Паскаль громко рассмеялся; в этот момент прошел слуга с фонарем в руках и осветил его смеющееся лицо; оно было похоже на лицо фавна, наслаждающегося своим лукавством и силой.
Глава 3
Биарриц, несмотря на его баккара, коктейли и прочие приятные вещи, не понравился им. Тони не любил шумную гостиничную жизнь; а Биарриц как раз был страшно многолюден; казалось, точно он вертелся в вихре бриллиантов, платьев, громкого смеха и бесконечных обедов.
Доре Биарриц тоже не понравился. Она почти не видела Тони, и жизнь ее была скучна. Она с плачем заявляла об этом на испанском языке, потом вдруг начала бледнеть и заболела.
В первый раз, с тех пор как они взяли ее, Франческа искренне, по собственному почину, занялась ею, брала ее на руки, стараясь утешить и бормоча разные ласкательные слова, которые дети понимают на всех языках.
В этот вечер она приехала с бала, который давала Диана Арундель на своей вилле, страшно устала и готовилась лечь спать. Тони тоже, как он говорил, «зевал до упаду», как вдруг в дверь постучали и вошла Эмилия, которая начала объяснять с отчаянной жестикуляцией, что дорогая крошка, дорогой маленький ангел чувствует себя хуже, что она умирает и Господь знает, что нужно делать.

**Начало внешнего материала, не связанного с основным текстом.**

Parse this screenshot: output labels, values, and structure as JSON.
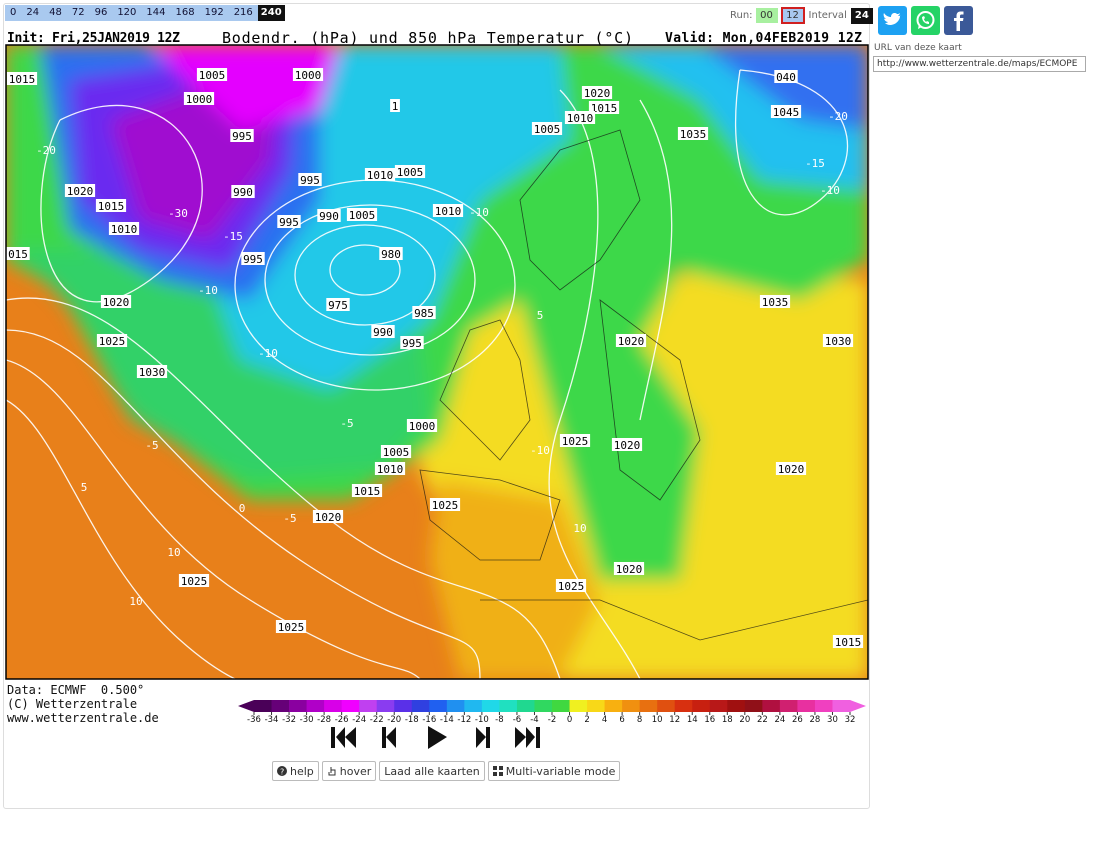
{
  "timesteps": [
    "0",
    "24",
    "48",
    "72",
    "96",
    "120",
    "144",
    "168",
    "192",
    "216",
    "240"
  ],
  "run": {
    "label": "Run:",
    "options": [
      "00",
      "12"
    ],
    "interval_label": "Interval",
    "interval": "24"
  },
  "header": {
    "init": "Init: Fri,25JAN2019 12Z",
    "title": "Bodendr. (hPa) und 850 hPa Temperatur (°C)",
    "valid": "Valid: Mon,04FEB2019 12Z"
  },
  "map": {
    "isobar_labels": [
      "1015",
      "1005",
      "1000",
      "1000",
      "995",
      "990",
      "1020",
      "1015",
      "1010",
      "995",
      "995",
      "995",
      "990",
      "1005",
      "1010",
      "1005",
      "1010",
      "980",
      "975",
      "985",
      "990",
      "995",
      "1020",
      "1025",
      "1030",
      "015",
      "1000",
      "1005",
      "1010",
      "1015",
      "1020",
      "1025",
      "1025",
      "1025",
      "1025",
      "1020",
      "1025",
      "1020",
      "1020",
      "1020",
      "1035",
      "1030",
      "1035",
      "040",
      "1045",
      "1020",
      "1015",
      "1010",
      "1005",
      "1015",
      "1"
    ],
    "temperature_labels": [
      "-20",
      "-30",
      "-15",
      "-10",
      "-10",
      "-10",
      "-5",
      "-5",
      "5",
      "0",
      "10",
      "10",
      "-5",
      "-20",
      "-15",
      "-10",
      "5",
      "-10",
      "10"
    ]
  },
  "footer": {
    "lines": [
      "Data: ECMWF  0.500°",
      "(C) Wetterzentrale",
      "www.wetterzentrale.de"
    ]
  },
  "colorbar": {
    "ticks": [
      -36,
      -34,
      -32,
      -30,
      -28,
      -26,
      -24,
      -22,
      -20,
      -18,
      -16,
      -14,
      -12,
      -10,
      -8,
      -6,
      -4,
      -2,
      0,
      2,
      4,
      6,
      8,
      10,
      12,
      14,
      16,
      18,
      20,
      22,
      24,
      26,
      28,
      30,
      32
    ],
    "colors": [
      "#4a0058",
      "#660078",
      "#8a00a0",
      "#b000c8",
      "#d800e8",
      "#f000ff",
      "#c040f0",
      "#8a3cf0",
      "#5a30e8",
      "#3040e0",
      "#2060f0",
      "#2090f0",
      "#20b8f0",
      "#20d8e8",
      "#20e0c0",
      "#20d890",
      "#30d860",
      "#40d840",
      "#f0f020",
      "#f8d818",
      "#f8b010",
      "#f09010",
      "#e87010",
      "#e05010",
      "#d83010",
      "#c82010",
      "#b81818",
      "#a01010",
      "#901018",
      "#b01040",
      "#d02070",
      "#e830a0",
      "#f040c0",
      "#f060e0"
    ]
  },
  "buttons": [
    "help",
    "hover",
    "Laad alle kaarten",
    "Multi-variable mode"
  ],
  "share": {
    "url_label": "URL van deze kaart",
    "url": "http://www.wetterzentrale.de/maps/ECMOPE"
  }
}
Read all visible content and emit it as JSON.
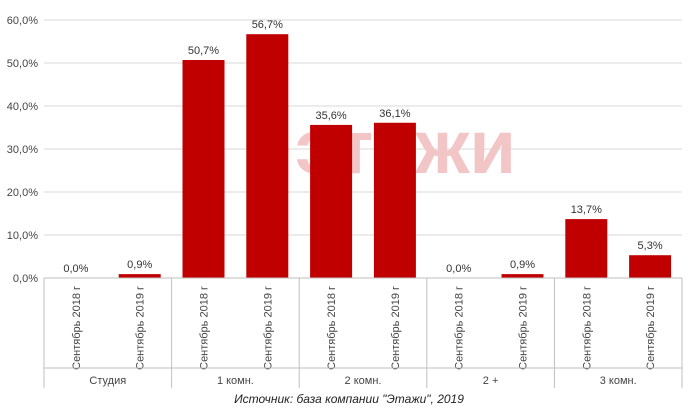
{
  "chart_data": {
    "type": "bar",
    "groups": [
      "Студия",
      "1 комн.",
      "2 комн.",
      "2 +",
      "3 комн."
    ],
    "categories": [
      "Сентябрь 2018 г",
      "Сентябрь 2019 г",
      "Сентябрь 2018 г",
      "Сентябрь 2019 г",
      "Сентябрь 2018 г",
      "Сентябрь 2019 г",
      "Сентябрь 2018 г",
      "Сентябрь 2019 г",
      "Сентябрь 2018 г",
      "Сентябрь 2019 г"
    ],
    "values": [
      0.0,
      0.9,
      50.7,
      56.7,
      35.6,
      36.1,
      0.0,
      0.9,
      13.7,
      5.3
    ],
    "value_labels": [
      "0,0%",
      "0,9%",
      "50,7%",
      "56,7%",
      "35,6%",
      "36,1%",
      "0,0%",
      "0,9%",
      "13,7%",
      "5,3%"
    ],
    "ylim": [
      0,
      60
    ],
    "yticks": [
      "0,0%",
      "10,0%",
      "20,0%",
      "30,0%",
      "40,0%",
      "50,0%",
      "60,0%"
    ],
    "grid": true,
    "legend": "none",
    "bar_color": "#c00000",
    "title": "",
    "xlabel": "",
    "ylabel": ""
  },
  "watermark": "этажи",
  "source": "Источник: база компании \"Этажи\", 2019"
}
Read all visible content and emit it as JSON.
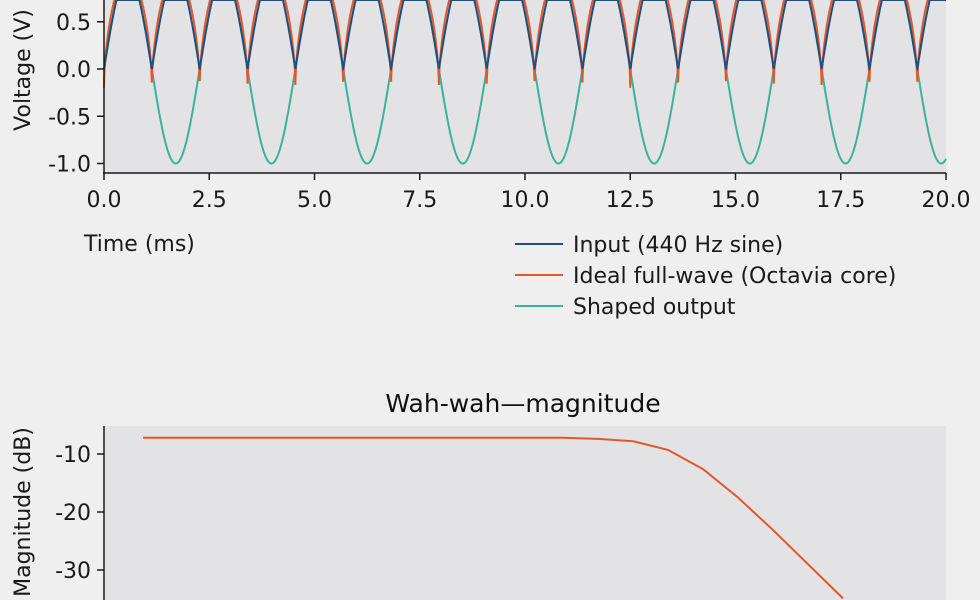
{
  "chart_data": [
    {
      "type": "line",
      "title": "",
      "xlabel": "Time (ms)",
      "ylabel": "Voltage (V)",
      "xlim": [
        0,
        20
      ],
      "ylim": [
        -1.1,
        1.1
      ],
      "x_ticks": [
        "0.0",
        "2.5",
        "5.0",
        "7.5",
        "10.0",
        "12.5",
        "15.0",
        "17.5",
        "20.0"
      ],
      "y_ticks": [
        "0.5",
        "0.0",
        "-0.5",
        "-1.0"
      ],
      "frequency_hz": 440,
      "grid": false,
      "legend_position": "below-right",
      "series": [
        {
          "name": "Input (440 Hz sine)",
          "color": "#1f4f7d"
        },
        {
          "name": "Ideal full-wave (Octavia core)",
          "color": "#e2582c"
        },
        {
          "name": "Shaped output",
          "color": "#3bb39a"
        }
      ]
    },
    {
      "type": "line",
      "title": "Wah-wah—magnitude",
      "ylabel": "Magnitude (dB)",
      "y_ticks": [
        "-10",
        "-20",
        "-30"
      ],
      "grid": false,
      "series": [
        {
          "color": "#e2582c",
          "magnitude_db": [
            -7.2,
            -7.2,
            -7.2,
            -7.2,
            -7.2,
            -7.2,
            -7.2,
            -7.2,
            -7.2,
            -7.2,
            -7.2,
            -7.2,
            -7.2,
            -7.4,
            -7.8,
            -9.3,
            -12.6,
            -17.5,
            -23.1,
            -29.0,
            -34.9
          ]
        }
      ]
    }
  ]
}
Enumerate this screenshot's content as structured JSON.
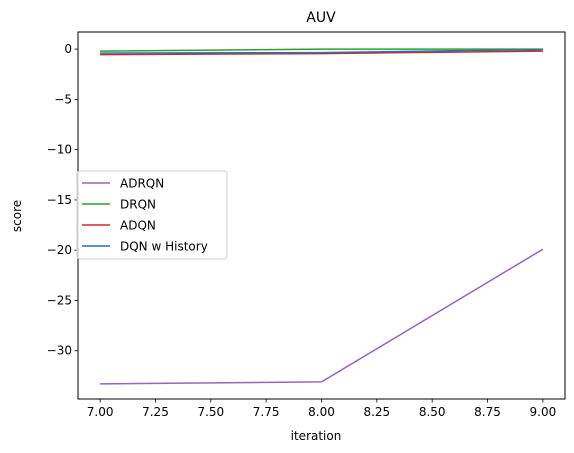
{
  "chart_data": {
    "type": "line",
    "title": "AUV",
    "xlabel": "iteration",
    "ylabel": "score",
    "xlim": [
      6.9,
      9.1
    ],
    "ylim": [
      -34.8,
      1.7
    ],
    "x_ticks": [
      "7.00",
      "7.25",
      "7.50",
      "7.75",
      "8.00",
      "8.25",
      "8.50",
      "8.75",
      "9.00"
    ],
    "y_ticks": [
      "0",
      "−5",
      "−10",
      "−15",
      "−20",
      "−25",
      "−30"
    ],
    "grid": false,
    "legend_position": "center-left",
    "x": [
      7,
      8,
      9
    ],
    "series": [
      {
        "name": "ADRQN",
        "color": "#9467bd",
        "values": [
          -33.3,
          -33.1,
          -19.9
        ]
      },
      {
        "name": "DRQN",
        "color": "#2ca02c",
        "values": [
          -0.2,
          0.0,
          0.0
        ]
      },
      {
        "name": "ADQN",
        "color": "#d62728",
        "values": [
          -0.55,
          -0.45,
          -0.2
        ]
      },
      {
        "name": "DQN w History",
        "color": "#1f77b4",
        "values": [
          -0.4,
          -0.35,
          -0.05
        ]
      }
    ]
  }
}
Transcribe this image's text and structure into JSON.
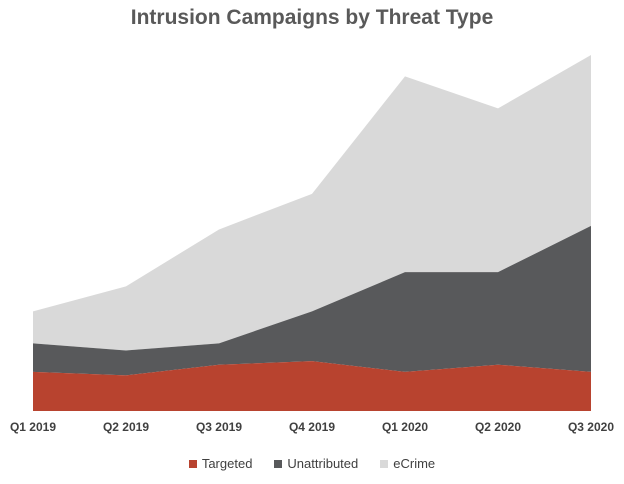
{
  "chart_data": {
    "type": "area",
    "stacked": true,
    "title": "Intrusion Campaigns by Threat Type",
    "xlabel": "",
    "ylabel": "",
    "categories": [
      "Q1 2019",
      "Q2 2019",
      "Q3 2019",
      "Q4 2019",
      "Q1 2020",
      "Q2 2020",
      "Q3 2020"
    ],
    "ylim": [
      0,
      100
    ],
    "grid": false,
    "legend_position": "bottom",
    "series": [
      {
        "name": "Targeted",
        "color": "#b8432f",
        "values": [
          11,
          10,
          13,
          14,
          11,
          13,
          11
        ]
      },
      {
        "name": "Unattributed",
        "color": "#58595b",
        "values": [
          8,
          7,
          6,
          14,
          28,
          26,
          41
        ]
      },
      {
        "name": "eCrime",
        "color": "#d9d9d9",
        "values": [
          9,
          18,
          32,
          33,
          55,
          46,
          48
        ]
      }
    ]
  }
}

Франческа угадала, что нужно делать. Она взглянула на обезумевшее от ужаса лицо Тони, накинула пеньюар и побежала в комнату Доры.
Она схватила ее на руки, начала качать, и тут внезапно ей пришло на память средство, которое она вычитала много лет назад в одном руководстве.
Нужна горячая вода, – все, что она могла вспомнить, – и она применила ее. Дора немного закашлялась, вдруг успокоилась, и ей стало сразу лучше. Франческа опять взяла ее на руки, и, когда она прижала ее к своему сердцу, она почувствовала себя необычайно радостной, счастливой.
Она продолжала ходить по комнате с малюткой на руках до тех пор, пока не вошел Тони.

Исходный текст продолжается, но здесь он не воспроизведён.